FIG. 3 is a cross-sectional view showing a semi-transmissive-semi-reflective polarizing film laminate of the present invention.

FIG. 4 is a cross-sectional view showing a liquid crystal display equipped with a semi-transmissive-semi-reflective polarizing film laminate of the present invention.

FIG. 5 is a light source in the case of measuring an image contrast ratio by transmitted light of a liquid crystal display having an improved image contrast using the semi-transmissive semi-reflector or the semi-transmissive semi-reflective polarizing film laminate of the present invention-a liquid crystal panel- It is a block diagram which showed the positional relationship of a photometer.
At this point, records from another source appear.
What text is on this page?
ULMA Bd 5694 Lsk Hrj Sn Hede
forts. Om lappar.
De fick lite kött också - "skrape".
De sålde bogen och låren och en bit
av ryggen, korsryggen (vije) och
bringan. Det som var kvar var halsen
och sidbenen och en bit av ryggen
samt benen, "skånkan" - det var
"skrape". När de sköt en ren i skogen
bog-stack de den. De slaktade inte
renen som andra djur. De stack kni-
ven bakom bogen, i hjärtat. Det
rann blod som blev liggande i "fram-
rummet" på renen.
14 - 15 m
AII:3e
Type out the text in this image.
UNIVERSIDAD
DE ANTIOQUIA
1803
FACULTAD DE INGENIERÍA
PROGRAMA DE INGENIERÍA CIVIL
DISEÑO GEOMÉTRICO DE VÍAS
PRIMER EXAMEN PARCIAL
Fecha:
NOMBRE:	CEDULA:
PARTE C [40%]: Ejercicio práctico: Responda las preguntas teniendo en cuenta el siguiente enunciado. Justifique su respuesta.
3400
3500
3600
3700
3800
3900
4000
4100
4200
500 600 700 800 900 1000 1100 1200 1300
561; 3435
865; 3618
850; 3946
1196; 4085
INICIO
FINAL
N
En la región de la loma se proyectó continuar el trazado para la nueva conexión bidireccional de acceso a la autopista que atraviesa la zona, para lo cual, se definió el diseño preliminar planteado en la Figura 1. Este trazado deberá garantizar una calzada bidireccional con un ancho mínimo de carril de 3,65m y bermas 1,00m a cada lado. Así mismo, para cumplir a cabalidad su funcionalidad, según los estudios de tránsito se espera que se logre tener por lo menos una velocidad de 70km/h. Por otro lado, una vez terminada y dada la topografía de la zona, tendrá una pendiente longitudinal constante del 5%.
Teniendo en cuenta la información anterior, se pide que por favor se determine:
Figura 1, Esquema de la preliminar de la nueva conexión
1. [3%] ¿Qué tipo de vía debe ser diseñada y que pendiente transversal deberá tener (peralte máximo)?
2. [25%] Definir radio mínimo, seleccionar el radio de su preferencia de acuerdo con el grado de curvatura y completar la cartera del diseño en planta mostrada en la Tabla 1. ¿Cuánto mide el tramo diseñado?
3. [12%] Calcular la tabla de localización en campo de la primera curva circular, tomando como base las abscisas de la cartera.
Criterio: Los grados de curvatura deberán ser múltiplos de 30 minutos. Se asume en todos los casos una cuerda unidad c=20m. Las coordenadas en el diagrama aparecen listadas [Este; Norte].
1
FIG. 6 is a light source in the case of measuring an image contrast ratio by reflected light of a liquid crystal display having an improved image contrast using the semi-transmissive semi-reflector or the semi-transmissive semi-reflective polarizing film laminate of the present invention-a liquid crystal panel- It is a block diagram which showed the positional relationship of a photometer.

[Explanation of symbols]

1 semi-transmissive semi-reflector 2 liquid crystal panel equipped with semi-transmissive semi-reflector 3 glass with antireflection film 10 support 11 semi-transmissive semi-reflective layer 12 pearl pigment 13 void 20 liquid crystal 21 glass substrate 22 glass substrate 23 polarizing film 24 Polarizing film 25 Semi-transmissive semi-reflective polarizing film laminate 101 Light source 104 Contrast ratio photometer 112 Liquid crystal laminate 212 Liquid crystal panel equipped with semi-transmissive semi-reflective polarizing film laminate 240 Polarizing film 242 Protective layer

Claims (9)

[Claims] 1. A semi-transmissive semi-reflective body comprising a support having an internal void and a semi-transmissive semi-reflective layer which is provided on one surface of the support and has a light-transmissive material as a main component. A semi-transmissive semi-reflective body, wherein the semi-transmissive semi-reflective layer contains a pearl pigment. 2. The semi-transmissive semi-reflector according to claim 1, wherein the light transmissive material is a material having an average simple light transmittance of 75% or more in a visible light region. 3. The average particle diameter of the pearl pigment is 1 μm to 2
The semi-transmissive-semi-reflective polarizing film laminate according to claim 1, which is in a range of 00 μm. 4. The P / B ratio of the semitransparent semireflective layer is 5/9.
It is in the range of 5 to 50/50.
The semi-transmissive semi-reflector according to the item. 5. The semi-transmissive semi-reflective layer has a thickness of 0.5 μm.
It is in the range of up to 100 μm. The semi-transmissive / semi-reflective polarizing film laminate according to claim 1 or 4, wherein 6. A semitransparent semireflective layer containing a light transmissive resin and a pearl pigment on one surface of a polarizing film, and a light transmittance (measured by JIS K7105) of 40.
% Or more of protective layers are sequentially provided, and a semi-transmissive-semi-reflective polarizing film laminate. 7. The average particle diameter of the pearl pigment is 1 μm to 2
7. The semi-transmissive-semi-reflective polarizing film laminate according to claim 6, which is in a range of 00 μm. 8. The semi-transmissive-semi-reflective polarization according to claim 6, wherein the solid content ratio of the pearl pigment and the resin in the semi-transmissive-semi-reflective layer is in the range of 5:95 to 60:40. Film laminate. 9. The semi-transmissive semi-reflective layer has a thickness of 0.5 μm.
It exists in the range of -100 micrometers, The transflective semi-reflective type polarizing film laminated body of Claim 6 characterized by the above-mentioned.